Heine’s book is so packed with fascinating information and anecdotes that if you are anything close to a food aficionado it would be very hard to put it down. He writes very engagingly and knowledgeably; he is completely at home with his subject and presents it to his readers with enthusiasm and gusto. Heine manages, in a little more than two hundred pages, to cover more than a thousand years of culinary history and practices, showing readers how and why this particular form of cuisine has become so popular in the West, and immensely expanding our knowledge of it.

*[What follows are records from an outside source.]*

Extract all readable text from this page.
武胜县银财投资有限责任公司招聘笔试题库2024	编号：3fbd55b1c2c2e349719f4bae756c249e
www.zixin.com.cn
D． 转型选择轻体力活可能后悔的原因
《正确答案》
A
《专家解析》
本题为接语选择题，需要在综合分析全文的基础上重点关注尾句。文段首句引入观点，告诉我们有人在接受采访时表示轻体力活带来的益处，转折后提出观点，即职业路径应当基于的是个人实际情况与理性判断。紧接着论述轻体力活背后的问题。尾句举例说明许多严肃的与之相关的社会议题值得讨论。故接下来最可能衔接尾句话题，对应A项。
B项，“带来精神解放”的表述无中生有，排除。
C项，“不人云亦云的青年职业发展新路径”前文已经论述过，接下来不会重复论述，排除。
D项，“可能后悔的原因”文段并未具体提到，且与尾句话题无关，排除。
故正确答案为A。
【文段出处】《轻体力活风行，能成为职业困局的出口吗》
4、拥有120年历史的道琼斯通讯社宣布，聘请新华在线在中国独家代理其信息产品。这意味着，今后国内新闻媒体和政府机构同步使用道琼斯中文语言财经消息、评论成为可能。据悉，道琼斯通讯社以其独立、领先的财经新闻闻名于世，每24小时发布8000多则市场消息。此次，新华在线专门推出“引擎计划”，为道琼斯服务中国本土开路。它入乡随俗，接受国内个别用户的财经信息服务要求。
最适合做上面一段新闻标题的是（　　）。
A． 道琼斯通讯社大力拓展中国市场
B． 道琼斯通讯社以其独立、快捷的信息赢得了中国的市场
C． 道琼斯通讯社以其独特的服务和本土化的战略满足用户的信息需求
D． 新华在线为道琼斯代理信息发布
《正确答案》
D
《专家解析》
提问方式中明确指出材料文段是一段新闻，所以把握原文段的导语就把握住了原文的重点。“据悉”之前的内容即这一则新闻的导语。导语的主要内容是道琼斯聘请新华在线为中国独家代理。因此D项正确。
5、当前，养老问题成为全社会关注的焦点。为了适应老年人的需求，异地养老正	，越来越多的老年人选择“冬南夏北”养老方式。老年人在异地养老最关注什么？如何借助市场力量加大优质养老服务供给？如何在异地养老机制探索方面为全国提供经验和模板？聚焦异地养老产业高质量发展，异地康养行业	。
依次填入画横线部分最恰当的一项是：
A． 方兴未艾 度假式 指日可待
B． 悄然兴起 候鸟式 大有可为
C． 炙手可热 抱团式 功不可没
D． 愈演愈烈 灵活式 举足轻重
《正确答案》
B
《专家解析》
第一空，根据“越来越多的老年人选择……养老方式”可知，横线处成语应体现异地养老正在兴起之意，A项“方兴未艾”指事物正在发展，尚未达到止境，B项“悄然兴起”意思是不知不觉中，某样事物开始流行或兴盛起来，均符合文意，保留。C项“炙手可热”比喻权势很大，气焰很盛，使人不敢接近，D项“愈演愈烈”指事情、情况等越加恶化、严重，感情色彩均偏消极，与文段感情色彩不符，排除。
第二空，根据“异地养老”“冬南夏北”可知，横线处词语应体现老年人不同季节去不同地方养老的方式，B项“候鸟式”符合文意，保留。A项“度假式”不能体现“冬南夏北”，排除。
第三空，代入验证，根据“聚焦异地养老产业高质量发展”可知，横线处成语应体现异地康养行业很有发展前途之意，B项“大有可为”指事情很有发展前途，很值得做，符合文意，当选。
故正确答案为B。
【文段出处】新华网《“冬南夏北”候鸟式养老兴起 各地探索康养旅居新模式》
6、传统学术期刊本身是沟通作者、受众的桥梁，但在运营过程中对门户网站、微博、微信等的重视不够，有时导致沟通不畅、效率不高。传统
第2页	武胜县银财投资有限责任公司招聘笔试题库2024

Food, we understand after reading this book, is not just something we put in our mouths for sustenance; in many ways it expresses the very soul of the nations from which it originates, and enjoying it together provides unique cross-cultural insights. It’s no accident that the group Chefs for Peace was formed in Jerusalem by an Armenian who has brought together Israeli, Arab and Christian chefs, and organizes communal dinners all over Europe and the Middle East.

A small step, perhaps, but we all eat, and we rarely dine alone. “You who believe,” says the Qu’ran, “eat the good things We have provided for you and be grateful to God if it is him that you worship.”


John Butler recently retired as Associate Professor of Humanities at the University College of the North in The Pas, Manitoba, Canada, and has taught at universities in Canada, Nigeria and Japan. He specializes in early modern travel-literature (especially Asian travel) and seventeenth-century intellectual history. His books include an edition of Sir Thomas Herbert’s Travels in Africa, Persia and Asia the Great (2012) and most recently an edition of Sir Paul Rycaut's Present State of the Ottoman Empire (1667) and a book of essays, Off the Beaten Track: Essays on Unknown Travel Writers.